Bonjour je suis Thierry Magrangeas. J’ai 25 ans d’expérience dans des postes de direction et des fonctions d’administrateur, en France et à l’étranger, dans les services financiers. J’ai notamment été Directeur Général de GE Corporate Finance Bank.

Lorsque l’on s’est rencontrés, vous nous avez immédiatement parlé de l’importance de proposer des perspectives de carrière pour fidéliser les collaborateurs et réduire les risques de turnover. Pouvez-vous nous en dire plus?

Tout à fait ! J’aimerais revenir sur une expérience qui illustre bien cet aspect. J’ai été à un moment donné Directeur d’un département « front office » d’une centaine de personnes, dans une entreprise leader sur son marché.

Une société étrangère a voulu s’implanter en France. Pour construire rapidement ses équipes, elle a notamment commencé à contacter nos collaborateurs, en mettant en avant deux arguments : une rémunération avantageuse, et la possibilité de participer à la création et au développement d’une nouvelle entreprise.

Nous avons eu alors à faire face à un fort turnover, puisqu’en quelques mois, une quinzaine de collaborateurs nous ont quittés, alors qu’auparavant les départs  étaient rares. Et le risque que le turnover se poursuive était élevé….

Face à cette arrivée et à ce turnover comment avez-vous réagi ?

Modifier notre politique de rémunération ne nous paraissait pas être la bonne piste sur la durée. Nous avons opté pour la remise à plat de notre mode de gestion des carrières, en incluant tous les échelons.

Après analyse, deux points faibles sont particulièrement ressortis : le manque de visibilité des collaborateurs sur leurs possibilités d’évolution à moyen et long terme, et une mobilité faible, que ce soit à l’intérieur du département ou avec les autres départements de l’entreprise.

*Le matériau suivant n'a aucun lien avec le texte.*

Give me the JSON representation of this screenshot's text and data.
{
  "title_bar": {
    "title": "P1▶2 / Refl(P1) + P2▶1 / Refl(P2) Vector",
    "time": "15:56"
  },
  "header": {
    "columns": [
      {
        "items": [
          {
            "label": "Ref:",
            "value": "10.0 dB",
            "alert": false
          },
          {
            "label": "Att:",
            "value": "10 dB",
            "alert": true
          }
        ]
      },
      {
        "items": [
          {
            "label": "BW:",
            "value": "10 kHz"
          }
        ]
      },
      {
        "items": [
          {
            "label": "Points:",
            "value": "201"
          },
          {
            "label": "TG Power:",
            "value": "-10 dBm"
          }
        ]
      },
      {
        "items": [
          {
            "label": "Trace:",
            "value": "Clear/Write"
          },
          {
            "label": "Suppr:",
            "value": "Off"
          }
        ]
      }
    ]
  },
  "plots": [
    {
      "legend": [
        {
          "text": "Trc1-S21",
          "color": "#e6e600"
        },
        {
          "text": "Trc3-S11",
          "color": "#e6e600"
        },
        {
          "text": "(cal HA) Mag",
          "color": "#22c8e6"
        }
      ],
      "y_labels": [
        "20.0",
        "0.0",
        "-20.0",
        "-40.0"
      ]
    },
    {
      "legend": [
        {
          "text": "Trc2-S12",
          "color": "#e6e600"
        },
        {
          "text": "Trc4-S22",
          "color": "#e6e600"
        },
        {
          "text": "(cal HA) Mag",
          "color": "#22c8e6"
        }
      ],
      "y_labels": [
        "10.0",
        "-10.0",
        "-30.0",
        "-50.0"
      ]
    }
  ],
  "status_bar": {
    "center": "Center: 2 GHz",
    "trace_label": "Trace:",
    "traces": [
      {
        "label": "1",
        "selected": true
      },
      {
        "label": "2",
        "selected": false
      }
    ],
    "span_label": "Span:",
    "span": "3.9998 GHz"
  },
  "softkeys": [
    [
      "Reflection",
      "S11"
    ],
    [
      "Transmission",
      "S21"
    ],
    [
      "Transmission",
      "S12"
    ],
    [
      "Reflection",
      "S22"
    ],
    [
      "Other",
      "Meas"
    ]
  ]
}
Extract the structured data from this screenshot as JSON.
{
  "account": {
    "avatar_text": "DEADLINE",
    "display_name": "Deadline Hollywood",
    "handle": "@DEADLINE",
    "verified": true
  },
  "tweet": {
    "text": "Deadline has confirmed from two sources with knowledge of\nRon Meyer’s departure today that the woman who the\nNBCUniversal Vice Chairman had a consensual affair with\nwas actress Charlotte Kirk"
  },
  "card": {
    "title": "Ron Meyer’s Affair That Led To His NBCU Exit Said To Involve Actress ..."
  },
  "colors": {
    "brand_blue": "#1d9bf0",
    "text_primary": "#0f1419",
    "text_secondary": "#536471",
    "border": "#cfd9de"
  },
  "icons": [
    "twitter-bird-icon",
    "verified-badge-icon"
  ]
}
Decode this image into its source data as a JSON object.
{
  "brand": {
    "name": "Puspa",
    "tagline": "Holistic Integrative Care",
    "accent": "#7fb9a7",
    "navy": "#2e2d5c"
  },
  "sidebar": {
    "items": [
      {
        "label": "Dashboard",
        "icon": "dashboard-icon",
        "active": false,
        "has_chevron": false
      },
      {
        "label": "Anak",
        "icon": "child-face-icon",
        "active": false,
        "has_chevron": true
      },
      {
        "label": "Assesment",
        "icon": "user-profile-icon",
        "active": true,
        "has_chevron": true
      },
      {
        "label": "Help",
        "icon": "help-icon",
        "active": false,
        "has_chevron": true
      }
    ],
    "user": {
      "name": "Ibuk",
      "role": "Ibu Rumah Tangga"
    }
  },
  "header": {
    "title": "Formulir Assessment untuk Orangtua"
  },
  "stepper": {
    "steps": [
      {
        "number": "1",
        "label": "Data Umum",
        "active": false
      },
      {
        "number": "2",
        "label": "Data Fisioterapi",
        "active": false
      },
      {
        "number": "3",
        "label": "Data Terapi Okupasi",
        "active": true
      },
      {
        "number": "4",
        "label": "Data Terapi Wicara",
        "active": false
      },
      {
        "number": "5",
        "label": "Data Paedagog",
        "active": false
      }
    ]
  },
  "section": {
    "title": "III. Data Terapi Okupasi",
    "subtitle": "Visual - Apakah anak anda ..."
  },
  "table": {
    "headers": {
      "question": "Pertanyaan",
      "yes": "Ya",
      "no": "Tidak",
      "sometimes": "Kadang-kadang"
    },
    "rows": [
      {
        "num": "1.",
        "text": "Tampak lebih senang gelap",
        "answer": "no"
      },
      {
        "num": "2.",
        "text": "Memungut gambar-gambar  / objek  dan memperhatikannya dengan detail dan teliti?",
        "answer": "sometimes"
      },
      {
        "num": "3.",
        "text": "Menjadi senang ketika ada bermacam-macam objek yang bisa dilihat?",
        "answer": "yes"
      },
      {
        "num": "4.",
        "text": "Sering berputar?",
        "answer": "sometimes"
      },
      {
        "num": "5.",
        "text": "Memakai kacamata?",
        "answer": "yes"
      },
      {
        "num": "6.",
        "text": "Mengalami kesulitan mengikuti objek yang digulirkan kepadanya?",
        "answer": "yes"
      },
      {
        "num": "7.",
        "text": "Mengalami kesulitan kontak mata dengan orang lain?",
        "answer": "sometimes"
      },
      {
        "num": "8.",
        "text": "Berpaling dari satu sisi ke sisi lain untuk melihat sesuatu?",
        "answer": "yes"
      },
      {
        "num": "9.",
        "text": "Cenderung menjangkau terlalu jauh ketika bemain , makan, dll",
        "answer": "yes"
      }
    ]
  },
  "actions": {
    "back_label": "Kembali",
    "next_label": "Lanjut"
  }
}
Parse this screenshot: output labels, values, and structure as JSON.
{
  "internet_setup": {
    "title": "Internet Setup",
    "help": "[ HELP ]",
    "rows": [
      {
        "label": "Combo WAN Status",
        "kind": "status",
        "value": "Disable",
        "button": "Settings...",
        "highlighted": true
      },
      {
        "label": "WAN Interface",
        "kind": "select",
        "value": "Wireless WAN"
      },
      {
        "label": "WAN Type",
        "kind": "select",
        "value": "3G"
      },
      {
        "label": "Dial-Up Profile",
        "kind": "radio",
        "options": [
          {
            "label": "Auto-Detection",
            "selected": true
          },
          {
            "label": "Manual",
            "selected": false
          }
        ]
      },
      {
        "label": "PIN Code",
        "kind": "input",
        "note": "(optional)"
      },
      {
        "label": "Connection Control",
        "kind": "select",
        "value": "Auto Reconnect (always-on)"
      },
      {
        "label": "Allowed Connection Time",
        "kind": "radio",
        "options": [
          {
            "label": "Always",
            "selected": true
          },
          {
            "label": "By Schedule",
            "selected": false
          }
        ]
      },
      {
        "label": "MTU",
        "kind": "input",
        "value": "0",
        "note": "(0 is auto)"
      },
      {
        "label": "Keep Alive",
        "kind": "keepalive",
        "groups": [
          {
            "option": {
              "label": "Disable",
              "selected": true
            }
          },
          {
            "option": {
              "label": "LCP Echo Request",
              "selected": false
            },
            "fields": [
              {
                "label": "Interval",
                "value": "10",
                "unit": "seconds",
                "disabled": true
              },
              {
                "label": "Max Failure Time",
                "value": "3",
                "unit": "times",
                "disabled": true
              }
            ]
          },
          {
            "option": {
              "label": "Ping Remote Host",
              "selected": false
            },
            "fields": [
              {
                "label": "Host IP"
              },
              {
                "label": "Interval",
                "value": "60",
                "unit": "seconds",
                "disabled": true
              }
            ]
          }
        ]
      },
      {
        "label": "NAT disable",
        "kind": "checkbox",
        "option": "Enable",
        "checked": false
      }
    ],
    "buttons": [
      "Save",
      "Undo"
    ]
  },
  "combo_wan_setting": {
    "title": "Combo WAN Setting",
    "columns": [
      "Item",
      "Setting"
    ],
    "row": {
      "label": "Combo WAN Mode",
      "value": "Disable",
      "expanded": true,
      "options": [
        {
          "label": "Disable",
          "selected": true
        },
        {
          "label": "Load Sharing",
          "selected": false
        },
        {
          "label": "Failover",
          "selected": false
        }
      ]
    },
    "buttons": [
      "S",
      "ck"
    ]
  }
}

Nous avons donc décidé de réorienter notre politique carrière sur plusieurs axes :

  1. Mieux identifier qui étaient nos talents. Nous nous sommes notamment assurés que lors des entretiens annuels, les managers étaient sensibilisés sur ce sujet, et identifiaient bien les collaborateurs et collaboratrices ayant un fort potentiel de développement et d’évolution. Nous avons ainsi retravaillé nos grilles d’entretiens et formé les managers à la conduite de ce type de réunion. Nous avons aussi fait en sorte que si des collaborateurs ou des collaboratrices n’avaient pas été mis en avant lors des derniers entretiens annuels, mais qu’ils ou elles se distinguaient en cours d’année, on n’attende pas le cycle annuel pour considérer leur potentiel.
  2. Donner une vraie visibilité sur les possibilités en termes d’évolution et de parcours de carrière. A titre d’exemple, pour les collaborateurs ou collaboratrices ayant de forts potentiels d’évolution, nous avons bâti des parcours en proposant des évolutions de poste à court et moyen terme, avec des points d’étapes réguliers et un accompagnement adéquat, incluant par exemple des formations spécifiques.
  3. Une autre façon d’identifier les collaborateurs et collaboratrices à potentiel et de leur permettre d’accroître leur champ de compétences, a été de proposer à des membres de nos équipes de gérer des projets spécifiques en parallèle de leurs activités quotidiennes, en leur donnant une forte visibilité. En fonction des projets certains avaient une exposition maximale, jusqu’à des présentations en comité de direction par exemple. Renforcer la mobilité , tant entre les différentes équipes composant le département, qu’avec d’autres Directions de l’entreprise lorsque c’était possible.

Avez-vous également travaillé sur ces sujets avec les autres départements de votre entreprise?

Oui, bien sûr. Difficile d’être efficace ou crédible pour gérer ses talents si on fonctionne en silos ! Nous avons notamment fait en sorte que passer d’une direction à une autre soit facilité, lorsque les profils des personnes et le contenu des postes le permettaient.

Nous avons également organisé des « tours » pour les nouveaux arrivants : à leur arrivée, les nouveaux collaborateurs recevaient un programme de rendez-vous avec des responsables des différentes directions, qui présentaient leurs activités et celles de leurs équipes respectives. Une excellente façon de mieux comprendre comment fonctionne l’entreprise, de savoir qui fait quoi… et de commencer à percevoir vers quel domaine on pourrait évoluer à terme !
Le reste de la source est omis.